The big BIG story is that we are going to get snow today. Doom. Armageddon. 1-2 inches. Now, snow here is not unheard of. An elderly friend of mine says that back in the day they used to get a couple of good storms each winter, bringing two to three inches. However there have not been any storms, not even any snow making it to the ground, for the last few years.
This is the third winter I've been in North Georgia and once, in the first winter in 2007, I had to scrape ice off my windshield, using only my credit card to do it. That's about it for wintry precipitation.
So this winter weather system that is already dumping snow in ARK, TN and Miss now heading our way is freaking out the Georgians. The 11 o'clock news led with the ubiquitous news story about the weather, first showing the heavy machinery at the Atlanta airport. "Look!", the news guy said, pointing excitedly through the chain link fence, "these trucks that can be outfitted with sand and salt!" Next, showing radar maps with ominous looking swirls of fast moving clouds traveling over boxed off counties in the path of this coming destruction, the weather forecaster breathlessly described what happens when snow comes down; "Bridges freeze first, so watch out!" Then the news crew went to the grocery store, where people usually go to buy bread and milk and water, the news guy explained. Yes, he actually explained why so many people were at the store putting bread and milk into their carts. "Buggies", sorry, that is the correct terminology down here. And then he repeated the bread-milk-water survival list.

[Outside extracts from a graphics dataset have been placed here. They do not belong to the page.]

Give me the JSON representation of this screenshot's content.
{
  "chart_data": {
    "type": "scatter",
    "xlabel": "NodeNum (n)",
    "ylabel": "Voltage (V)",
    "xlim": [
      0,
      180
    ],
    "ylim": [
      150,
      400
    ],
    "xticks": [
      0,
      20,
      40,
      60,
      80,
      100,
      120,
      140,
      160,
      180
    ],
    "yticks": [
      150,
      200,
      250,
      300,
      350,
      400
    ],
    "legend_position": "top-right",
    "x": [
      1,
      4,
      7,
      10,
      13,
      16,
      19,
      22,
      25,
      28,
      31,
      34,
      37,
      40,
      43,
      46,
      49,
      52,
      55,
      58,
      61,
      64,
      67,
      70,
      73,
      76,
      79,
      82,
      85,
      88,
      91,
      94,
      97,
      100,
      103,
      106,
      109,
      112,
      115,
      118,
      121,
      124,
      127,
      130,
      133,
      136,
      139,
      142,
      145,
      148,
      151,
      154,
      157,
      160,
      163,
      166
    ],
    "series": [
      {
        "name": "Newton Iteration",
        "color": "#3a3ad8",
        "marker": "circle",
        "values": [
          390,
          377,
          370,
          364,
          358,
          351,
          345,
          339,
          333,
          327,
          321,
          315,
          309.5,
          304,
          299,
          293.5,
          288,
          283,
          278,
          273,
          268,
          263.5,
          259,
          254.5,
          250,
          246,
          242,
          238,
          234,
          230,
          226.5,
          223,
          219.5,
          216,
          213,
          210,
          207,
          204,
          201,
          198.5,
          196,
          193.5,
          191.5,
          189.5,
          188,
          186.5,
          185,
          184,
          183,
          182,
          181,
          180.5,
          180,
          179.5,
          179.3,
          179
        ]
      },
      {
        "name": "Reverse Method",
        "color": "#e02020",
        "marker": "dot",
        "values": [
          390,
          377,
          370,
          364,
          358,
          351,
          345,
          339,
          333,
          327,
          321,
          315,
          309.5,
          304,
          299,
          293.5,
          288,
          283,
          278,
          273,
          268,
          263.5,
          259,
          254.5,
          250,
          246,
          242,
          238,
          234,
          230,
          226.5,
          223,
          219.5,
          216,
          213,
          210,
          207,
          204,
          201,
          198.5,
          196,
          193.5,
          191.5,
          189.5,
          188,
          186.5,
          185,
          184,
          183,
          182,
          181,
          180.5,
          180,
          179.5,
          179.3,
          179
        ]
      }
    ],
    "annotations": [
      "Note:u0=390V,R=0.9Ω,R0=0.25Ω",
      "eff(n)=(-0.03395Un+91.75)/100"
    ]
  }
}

Incredibly he chose the one person in the store to interview who was doubting if not skeptical that anything would even make it to the ground. Rather than interview another person, they just put up a ticker at the bottom of the screen with her name, "Jane Smith" and below that, "Not preparing for storm."
I laughed so hard I almost dumped my laptop of my stomach. It just looked so funny ... "Not preparing for storm." LOL. She said she will believe it when she sees it.
I wonder if she was from Maine.
Today was 67 degrees and by the weekend it will be 70 so the likelihood of any white stuff hanging around is less than zero, but I know the locals get excited at the prospect, they love snow because it's so rare and always sort of a festive event.
Left, my previous domicile in Maine home of car-burying snow. Today, I'm not scared of driving in the wind-driven icy snow. I'm more scared of everybody else who will be out there, newbies to the asphalt realities of black ice.